Is he still with us?
Google confirms that Fred still retains a pulse although the work has dried up a tad. Plans are afoot for a revival of Anglia TV's quiz show "Gambit"
The general consensus of the public response on a phone in I caught one lunch time, appeared to be that there was plenty of water and it was a public right to leave the tap running when attending daily to the canines and molars.
Which was a bit depressing so come on Sir Jim, there's a message that needs to be made many times in order to make a few pennies start dropping.
Any producer of fish is subject to rigorous checks over what they do with their water and fish and costs are subsequently incurred.
There are some who hold the view that there is a policy of making smaller fish producing units economically unviable, as a few larger producers are easier and cheaper to monitor.
It flies in the face of a push for localism,
there would be revolution if this theory were applied to cheese.
Years ago fish were reared in smaller units to supply a neighbouring stretch of river. The fish were reared from adult fish taken from the neighbouring stretch of river and stocked at a smaller size, because fish food technology had not advanced to the stage that it is at today along with fish transportation.
and I'll add a "You couldn't make it up",
but it's symptomatic of the first years of Command Centre's centralisation when our annual application to introduce a small number of brown trout to this stretch of the River Dever was declined due to Bransbury being sited on a sensitive stretch of the Upper Itchen.
A request for monthly returns for the abstraction licence for our fish rearing ponds.
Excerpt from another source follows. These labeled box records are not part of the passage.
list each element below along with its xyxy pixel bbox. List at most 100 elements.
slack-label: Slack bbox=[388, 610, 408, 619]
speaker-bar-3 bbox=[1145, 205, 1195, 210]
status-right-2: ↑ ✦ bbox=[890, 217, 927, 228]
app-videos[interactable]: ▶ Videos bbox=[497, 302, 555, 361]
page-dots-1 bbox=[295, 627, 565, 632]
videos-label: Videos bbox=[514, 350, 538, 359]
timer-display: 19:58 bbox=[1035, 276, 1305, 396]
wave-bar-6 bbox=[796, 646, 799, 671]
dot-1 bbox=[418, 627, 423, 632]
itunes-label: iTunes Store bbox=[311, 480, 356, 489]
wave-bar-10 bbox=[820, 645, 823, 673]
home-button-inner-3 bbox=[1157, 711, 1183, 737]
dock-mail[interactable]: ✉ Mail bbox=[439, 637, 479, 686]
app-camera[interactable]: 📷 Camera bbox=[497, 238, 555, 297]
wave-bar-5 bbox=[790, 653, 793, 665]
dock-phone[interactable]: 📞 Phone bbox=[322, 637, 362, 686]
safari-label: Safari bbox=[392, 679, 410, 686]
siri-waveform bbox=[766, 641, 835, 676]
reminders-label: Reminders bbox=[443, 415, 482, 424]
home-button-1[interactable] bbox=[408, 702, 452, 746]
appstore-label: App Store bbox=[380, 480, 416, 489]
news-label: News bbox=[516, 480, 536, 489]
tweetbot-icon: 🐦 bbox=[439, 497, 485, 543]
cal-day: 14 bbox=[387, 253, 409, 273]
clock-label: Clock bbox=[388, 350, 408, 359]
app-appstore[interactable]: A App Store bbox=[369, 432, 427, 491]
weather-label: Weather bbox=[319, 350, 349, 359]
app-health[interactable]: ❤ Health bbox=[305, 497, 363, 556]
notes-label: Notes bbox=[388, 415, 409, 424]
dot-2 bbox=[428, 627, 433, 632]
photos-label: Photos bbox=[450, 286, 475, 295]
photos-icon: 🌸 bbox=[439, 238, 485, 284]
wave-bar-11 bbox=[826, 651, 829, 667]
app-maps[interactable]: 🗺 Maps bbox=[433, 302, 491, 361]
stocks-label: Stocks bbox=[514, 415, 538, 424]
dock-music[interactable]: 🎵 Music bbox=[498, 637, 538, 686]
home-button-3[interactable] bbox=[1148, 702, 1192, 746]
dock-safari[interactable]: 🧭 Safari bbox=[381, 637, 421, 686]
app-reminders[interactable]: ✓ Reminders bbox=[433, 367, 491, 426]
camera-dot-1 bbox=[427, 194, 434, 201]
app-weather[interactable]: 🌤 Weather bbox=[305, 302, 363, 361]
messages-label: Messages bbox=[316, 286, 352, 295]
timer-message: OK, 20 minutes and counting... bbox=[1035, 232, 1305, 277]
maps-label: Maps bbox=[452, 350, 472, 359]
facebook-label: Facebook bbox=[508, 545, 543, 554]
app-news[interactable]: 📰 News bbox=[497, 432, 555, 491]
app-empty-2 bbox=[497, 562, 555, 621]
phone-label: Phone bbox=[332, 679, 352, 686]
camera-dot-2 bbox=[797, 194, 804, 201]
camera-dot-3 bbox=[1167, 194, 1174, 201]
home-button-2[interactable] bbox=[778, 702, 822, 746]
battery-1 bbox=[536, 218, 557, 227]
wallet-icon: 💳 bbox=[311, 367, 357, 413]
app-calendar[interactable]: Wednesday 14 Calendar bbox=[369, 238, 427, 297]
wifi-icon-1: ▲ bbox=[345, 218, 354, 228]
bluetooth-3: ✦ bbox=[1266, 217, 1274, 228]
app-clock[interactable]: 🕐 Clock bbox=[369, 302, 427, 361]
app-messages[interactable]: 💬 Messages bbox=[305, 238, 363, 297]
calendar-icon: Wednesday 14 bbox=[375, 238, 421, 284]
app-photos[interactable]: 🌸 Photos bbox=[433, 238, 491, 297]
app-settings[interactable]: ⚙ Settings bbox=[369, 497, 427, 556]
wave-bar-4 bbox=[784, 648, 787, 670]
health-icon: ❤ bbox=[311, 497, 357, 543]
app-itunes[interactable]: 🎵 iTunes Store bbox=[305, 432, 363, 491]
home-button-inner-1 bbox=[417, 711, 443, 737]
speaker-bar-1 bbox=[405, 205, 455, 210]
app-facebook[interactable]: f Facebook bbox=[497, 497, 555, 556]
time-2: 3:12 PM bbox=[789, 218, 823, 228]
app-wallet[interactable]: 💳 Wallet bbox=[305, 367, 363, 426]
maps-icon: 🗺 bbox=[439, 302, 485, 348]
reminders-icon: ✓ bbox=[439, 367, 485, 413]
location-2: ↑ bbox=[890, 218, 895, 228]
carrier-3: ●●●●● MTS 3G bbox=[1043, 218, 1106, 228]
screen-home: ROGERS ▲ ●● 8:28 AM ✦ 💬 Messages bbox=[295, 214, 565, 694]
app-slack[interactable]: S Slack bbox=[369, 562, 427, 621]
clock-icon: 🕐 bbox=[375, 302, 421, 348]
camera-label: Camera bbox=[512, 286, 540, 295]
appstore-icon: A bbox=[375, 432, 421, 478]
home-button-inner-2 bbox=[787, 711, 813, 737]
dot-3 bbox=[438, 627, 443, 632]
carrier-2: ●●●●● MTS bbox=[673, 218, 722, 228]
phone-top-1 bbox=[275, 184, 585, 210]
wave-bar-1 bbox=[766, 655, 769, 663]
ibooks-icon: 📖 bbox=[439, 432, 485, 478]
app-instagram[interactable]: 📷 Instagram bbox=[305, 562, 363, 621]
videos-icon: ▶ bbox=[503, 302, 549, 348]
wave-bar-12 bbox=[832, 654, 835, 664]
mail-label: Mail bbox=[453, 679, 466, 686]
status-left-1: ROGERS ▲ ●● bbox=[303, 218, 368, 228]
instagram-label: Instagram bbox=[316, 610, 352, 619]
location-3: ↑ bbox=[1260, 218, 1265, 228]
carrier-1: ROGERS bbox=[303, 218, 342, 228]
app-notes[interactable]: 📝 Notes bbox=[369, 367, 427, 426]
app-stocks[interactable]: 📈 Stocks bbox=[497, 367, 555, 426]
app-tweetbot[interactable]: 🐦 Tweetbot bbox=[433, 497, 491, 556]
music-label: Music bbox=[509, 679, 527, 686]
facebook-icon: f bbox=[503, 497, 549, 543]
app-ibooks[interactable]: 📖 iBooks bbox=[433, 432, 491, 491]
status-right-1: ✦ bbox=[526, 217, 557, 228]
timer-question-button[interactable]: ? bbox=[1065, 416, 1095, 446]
Fish rearing ponds that we mothballed in 2013 and an Abstraction Licence and Consent to Discharge that were subsequently revoked the same year.
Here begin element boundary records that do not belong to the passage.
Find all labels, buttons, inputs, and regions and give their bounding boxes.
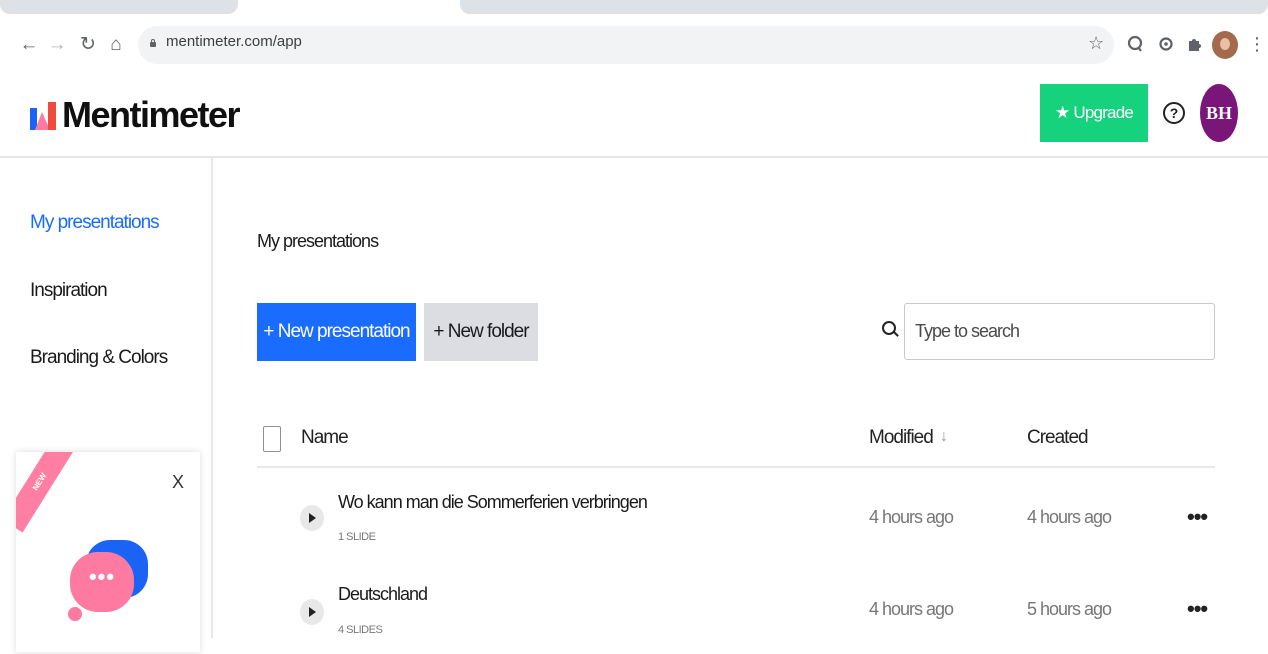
sort-down-icon[interactable]: ↓ (940, 428, 948, 446)
brand-name[interactable]: Mentimeter (62, 94, 241, 136)
more-options-icon[interactable]: ••• (1187, 596, 1208, 622)
mentimeter-logo-icon (30, 102, 56, 130)
sidebar-item-inspiration[interactable]: Inspiration (30, 280, 108, 302)
app-header: Mentimeter ★ Upgrade ? BH (0, 72, 1268, 158)
home-icon[interactable]: ⌂ (105, 30, 127, 60)
slide-count: 4 SLIDES (338, 624, 383, 636)
puzzle-extension-icon[interactable] (1185, 35, 1203, 53)
star-icon: ★ (1054, 103, 1070, 122)
column-modified-header[interactable]: Modified (869, 427, 934, 449)
more-options-icon[interactable]: ••• (1187, 504, 1208, 530)
sidebar-item-my-presentations[interactable]: My presentations (30, 212, 160, 234)
back-arrow-icon[interactable]: ← (18, 30, 40, 60)
upgrade-button[interactable]: ★ Upgrade (1040, 84, 1148, 142)
sidebar: My presentations Inspiration Branding & … (0, 158, 213, 652)
browser-toolbar: ← → ↻ ⌂ mentimeter.com/app ☆ ⋮ (0, 22, 1268, 70)
browser-profile-avatar[interactable] (1212, 31, 1238, 59)
url-text[interactable]: mentimeter.com/app (166, 33, 302, 50)
promo-card: NEW X ••• (16, 452, 200, 652)
page-title: My presentations (257, 231, 379, 251)
search-icon (882, 321, 896, 335)
modified-date: 4 hours ago (869, 599, 954, 619)
close-icon[interactable]: X (172, 472, 184, 493)
top-strip (0, 0, 1268, 20)
upgrade-label: Upgrade (1073, 103, 1134, 122)
new-badge: NEW (16, 452, 78, 533)
sidebar-item-branding-colors[interactable]: Branding & Colors (30, 347, 168, 369)
extension-icon[interactable] (1126, 35, 1144, 53)
tab-shape (460, 0, 1268, 14)
created-date: 5 hours ago (1027, 599, 1112, 619)
modified-date: 4 hours ago (869, 507, 954, 527)
bookmark-star-icon[interactable]: ☆ (1088, 33, 1104, 54)
new-presentation-button[interactable]: + New presentation (257, 303, 416, 361)
new-folder-button[interactable]: + New folder (424, 303, 538, 361)
created-date: 4 hours ago (1027, 507, 1112, 527)
select-all-checkbox[interactable] (263, 426, 281, 452)
help-icon[interactable]: ? (1163, 102, 1185, 124)
table-header: Name Modified ↓ Created (257, 418, 1215, 468)
lock-icon (150, 39, 156, 47)
table-row[interactable]: Deutschland 4 SLIDES 4 hours ago 5 hours… (257, 574, 1215, 654)
user-avatar[interactable]: BH (1200, 84, 1238, 142)
table-row[interactable]: Wo kann man die Sommerferien verbringen … (257, 480, 1215, 560)
forward-arrow-icon[interactable]: → (46, 30, 68, 60)
browser-menu-icon[interactable]: ⋮ (1248, 34, 1266, 55)
slide-count: 1 SLIDE (338, 531, 376, 543)
reload-icon[interactable]: ↻ (77, 30, 99, 60)
extension-icon[interactable] (1157, 35, 1175, 53)
chat-bubble-tail (68, 607, 82, 621)
play-icon[interactable] (300, 599, 324, 625)
presentation-title[interactable]: Wo kann man die Sommerferien verbringen (338, 492, 648, 513)
search-input[interactable] (904, 303, 1215, 360)
play-icon[interactable] (300, 505, 324, 531)
column-created-header[interactable]: Created (1027, 427, 1089, 449)
column-name-header[interactable]: Name (301, 427, 349, 449)
chat-bubble-dots-icon: ••• (70, 552, 134, 612)
tab-shape (0, 0, 238, 14)
presentation-title[interactable]: Deutschland (338, 584, 428, 605)
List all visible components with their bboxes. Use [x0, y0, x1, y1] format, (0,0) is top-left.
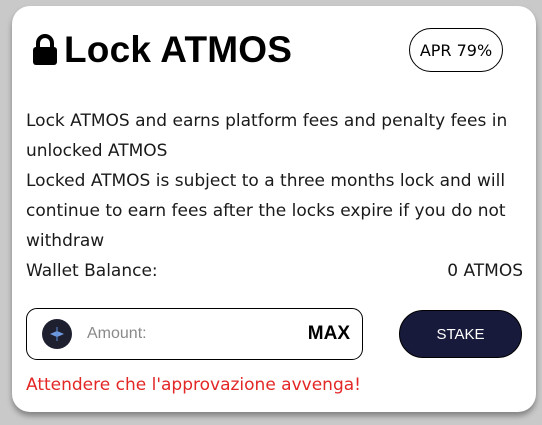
lock-card: Lock ATMOS APR 79% Lock ATMOS and earns … [12, 6, 536, 412]
amount-input-box: MAX [26, 308, 363, 360]
lock-description: Lock ATMOS and earns platform fees and p… [26, 106, 526, 256]
amount-input[interactable] [87, 325, 308, 343]
wallet-balance-value: 0 ATMOS [447, 261, 523, 281]
apr-badge: APR 79% [409, 28, 503, 72]
wallet-balance-row: Wallet Balance: 0 ATMOS [26, 256, 523, 286]
page-title: Lock ATMOS [64, 29, 293, 70]
stake-button[interactable]: STAKE [399, 310, 522, 358]
lock-icon [32, 34, 58, 66]
atmos-token-icon [42, 319, 72, 349]
card-header: Lock ATMOS [32, 28, 292, 72]
max-button[interactable]: MAX [308, 323, 350, 345]
description-line-1: Lock ATMOS and earns platform fees and p… [26, 111, 508, 161]
approval-error-message: Attendere che l'approvazione avvenga! [26, 375, 361, 395]
wallet-balance-label: Wallet Balance: [26, 261, 158, 281]
description-line-2: Locked ATMOS is subject to a three month… [26, 171, 506, 251]
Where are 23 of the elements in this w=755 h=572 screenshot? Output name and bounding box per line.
News just in: Brian Barwick has resigned the post of Chairman of the RFL.
An old adversary of mine, we once shared a urinal in the top tier of the Warner stand during a Lords Test Match.
He was CEO at the FA at the time, while I sat on the Committee of Barton Stacey Football Club. I had a long list of questions for El Capitano, top of which was why a hoard of money accrued by my local county FA from fines issued in the grass roots game was not reinvested in the game at grass roots level.
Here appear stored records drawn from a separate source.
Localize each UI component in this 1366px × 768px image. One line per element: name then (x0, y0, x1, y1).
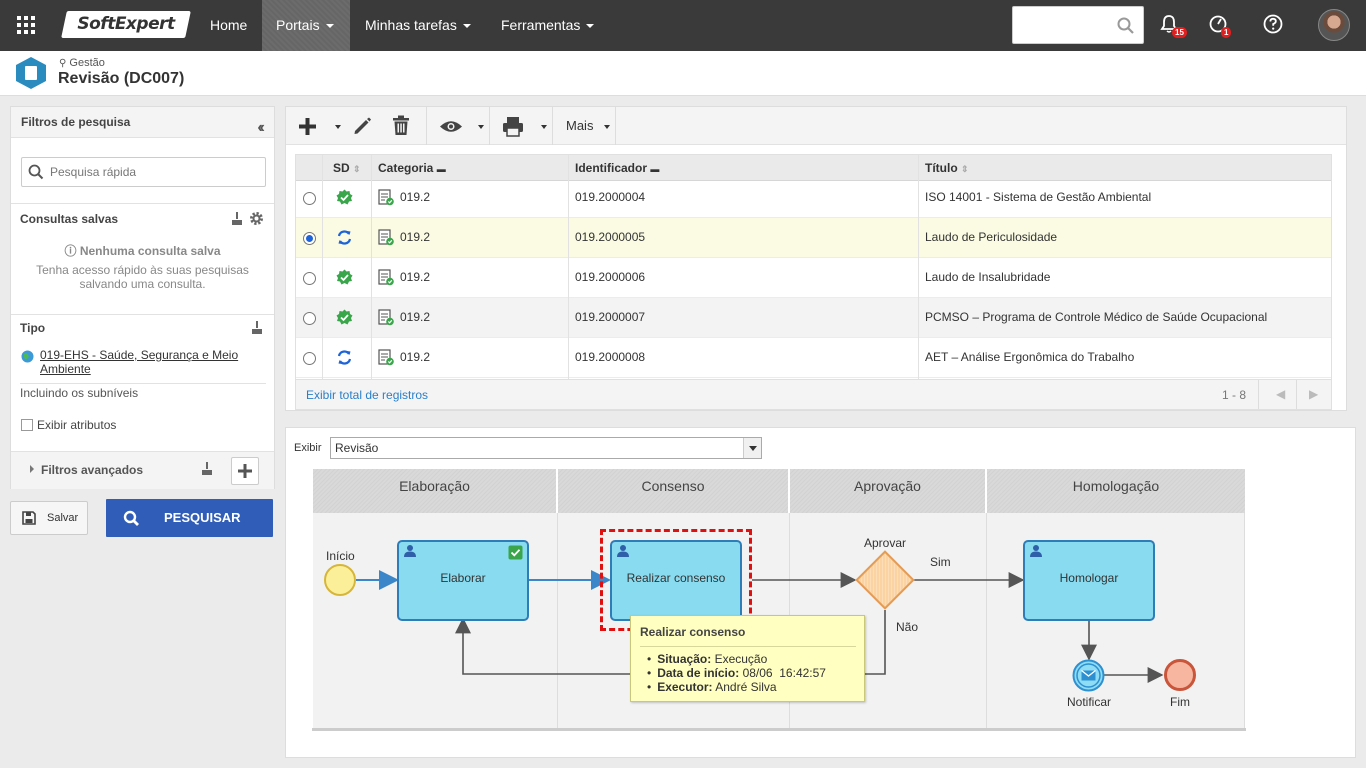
task-realizar-consenso-label: Realizar consenso (626, 571, 726, 585)
notify-event-label: Notificar (1067, 695, 1112, 709)
yes-flow-label: Sim (930, 555, 951, 569)
tooltip-details: Situação: Execução Data de início: 08/06… (647, 652, 826, 694)
user-task-icon (617, 545, 629, 557)
notify-event-envelope-icon[interactable] (1072, 659, 1105, 692)
tooltip-executor-label: Executor: (657, 680, 713, 694)
tooltip-inicio-value: 08/06 16:42:57 (742, 666, 826, 680)
end-event-label: Fim (1170, 695, 1190, 709)
tooltip-executor-value: André Silva (715, 680, 777, 694)
tooltip-executor: Executor: André Silva (647, 680, 826, 694)
user-task-icon (1030, 545, 1042, 557)
tooltip-title: Realizar consenso (640, 625, 746, 639)
gateway-label: Aprovar (864, 536, 907, 550)
tooltip-situacao-label: Situação: (657, 652, 712, 666)
completed-check-icon (508, 545, 523, 560)
task-elaborar-label: Elaborar (440, 571, 486, 585)
tooltip-situacao-value: Execução (714, 652, 768, 666)
tooltip-situacao: Situação: Execução (647, 652, 826, 666)
start-event-label: Início (326, 549, 355, 563)
end-event[interactable] (1164, 659, 1196, 691)
tooltip-divider (640, 646, 856, 647)
task-homologar-label: Homologar (1059, 571, 1119, 585)
tooltip-inicio: Data de início: 08/06 16:42:57 (647, 666, 826, 680)
no-flow-label: Não (896, 620, 919, 634)
start-event[interactable] (324, 564, 356, 596)
tooltip-inicio-label: Data de início: (657, 666, 740, 680)
user-task-icon (404, 545, 416, 557)
task-tooltip: Realizar consenso Situação: Execução Dat… (630, 615, 865, 702)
I posed the question and Bri responded by zipping his solid gold zipper and exiting stage left.
I think I made my point, the chap on my left sniggered and said "well done" which seemed like a kind of an endorsement.
The Loos in the top tier of the Warner Stand by the way, some of the best in these isles. You can take your ease while keeping up with the cricket through a long thin window at eye level.
They think of everything at Lords, it's one of our favourite days out of the year.
A tremendous romp with an awful lot of effing and jeffing, I don't know why we were so late coming to the piece.
Last weekend the regular rods turned up for lunch and a walk up the river. Always an enjoyable day and a nod to an impending season, they all seemed reasonably pleased with work undertaken over the winter. Some have fished here for over thirty years and have seen the valley go through quite a period of change.
It remains a bit of a worry that data collected and presented by government agencies and private companies doesn't demonstrate the actual state of play in the field with regard to groundwater levels in this valley.